Samengevat: geen groot orgel in de kerk en geen groot burgemeester meer in het stadhuis: de Grote Markt van Leuven is in één week tijd haar grootste twee attractiepolen kwijtgeraakt.
VR 28/11
Ook een drama bij de VlaamsProgressieven: Bert kan niet meer wenen! Hij heeft nochtans zijn best gedaan, in TerZake bij Annelies Beck, bij wie toch iedereen spontaan in tranen zou uitbarsten. Maar het lukte niet meer, hoe hij het ook probeerde. Waarschijnlijk een gevolg van het te veel drinken van de eigen urine.

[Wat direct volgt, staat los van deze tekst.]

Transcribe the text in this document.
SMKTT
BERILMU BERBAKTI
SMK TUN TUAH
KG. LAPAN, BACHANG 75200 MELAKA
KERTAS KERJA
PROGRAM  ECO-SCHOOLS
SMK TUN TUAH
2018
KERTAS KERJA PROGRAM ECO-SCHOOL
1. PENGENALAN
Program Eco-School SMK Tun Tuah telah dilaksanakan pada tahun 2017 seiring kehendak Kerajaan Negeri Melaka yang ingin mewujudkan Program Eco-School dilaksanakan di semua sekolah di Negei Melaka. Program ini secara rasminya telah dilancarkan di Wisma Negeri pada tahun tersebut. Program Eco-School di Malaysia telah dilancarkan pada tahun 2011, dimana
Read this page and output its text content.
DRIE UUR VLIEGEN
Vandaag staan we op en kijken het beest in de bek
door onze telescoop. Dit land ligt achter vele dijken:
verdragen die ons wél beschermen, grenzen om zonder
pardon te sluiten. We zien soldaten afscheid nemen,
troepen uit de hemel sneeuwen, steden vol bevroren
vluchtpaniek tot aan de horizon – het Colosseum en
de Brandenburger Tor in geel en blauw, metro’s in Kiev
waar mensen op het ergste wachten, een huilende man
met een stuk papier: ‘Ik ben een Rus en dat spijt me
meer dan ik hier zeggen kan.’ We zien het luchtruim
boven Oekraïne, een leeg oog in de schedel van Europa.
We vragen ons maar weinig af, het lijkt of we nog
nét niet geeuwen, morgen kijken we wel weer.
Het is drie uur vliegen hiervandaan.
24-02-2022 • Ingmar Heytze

Voor wie kort van memorie is: voor het beklijvende VT4-programma Celebrity Shock trok Bert vorig jaar met de intussen in een klooster ingetreden Elke Vanelderen naar Mongolië. Waar men hem in het kader van een nadien als mislukt beschouwde zuiveringsoperatie het eten van in eigen urine gedrenkte koeken aanried. Of is het aanraadde? Bert zei eerst: ‘Dat doe ik niet.’ Zei een tweede keer: ‘Dat doe ik niet.’ Zei het een derde keer. En een vierde. Een vijfde, een zesde. Zei vervolgens: ‘Dat doe ik absoluut zeker niet.’ En dan deed hij het. Typisch voor zijn manier van politiek bedrijven.
En nu kan hij niet meer wenen. Het moest ervan komen. Het zijn binnenkort verkiezingen, dus stelt Anciaux zich maar één vraag: ‘Hoe kan ik mijn postje behouden?’ Negen jaar geleden ging hij zich op Europa storten. Voor een echte nationalist was Europa de toekomst, alleen Europese zaken konden hem nog boeien. Een week na de verkiezingen kon hij plots een ministerportefeuille krijgen in de Vlaamse regering, weg Europa. Nooit nog een woord over gesproken. Vijf jaar later haakte hij in zijn eentje Spirit vast aan de SP.A van Steve Stevaert. In ruil daarvoor was hij al vóór de verkiezingen zeker van een ministerpost. Deze keer heeft hij slechts één overlevingskans: platweg overlopen naar de in VU-kringen ooit zo verguisde socialisten. In ruil voor een portemonneetje in de Brusselse regering.
En dat moet nu worden ingekleed. Geloof dus geen enkele van de mogelijk toch nog vloeiende krokodillentranen bij de zogezegd verscheurende keuze na het op de klippen lopen van VlaamsProgressieven, voorheen Spirit, voorheen ID 21, voorheen Volksunie: ondanks zijn toffepeeract is Bert in de eerste plaats bekommerd om zichzelf. Iemand moet het zijn.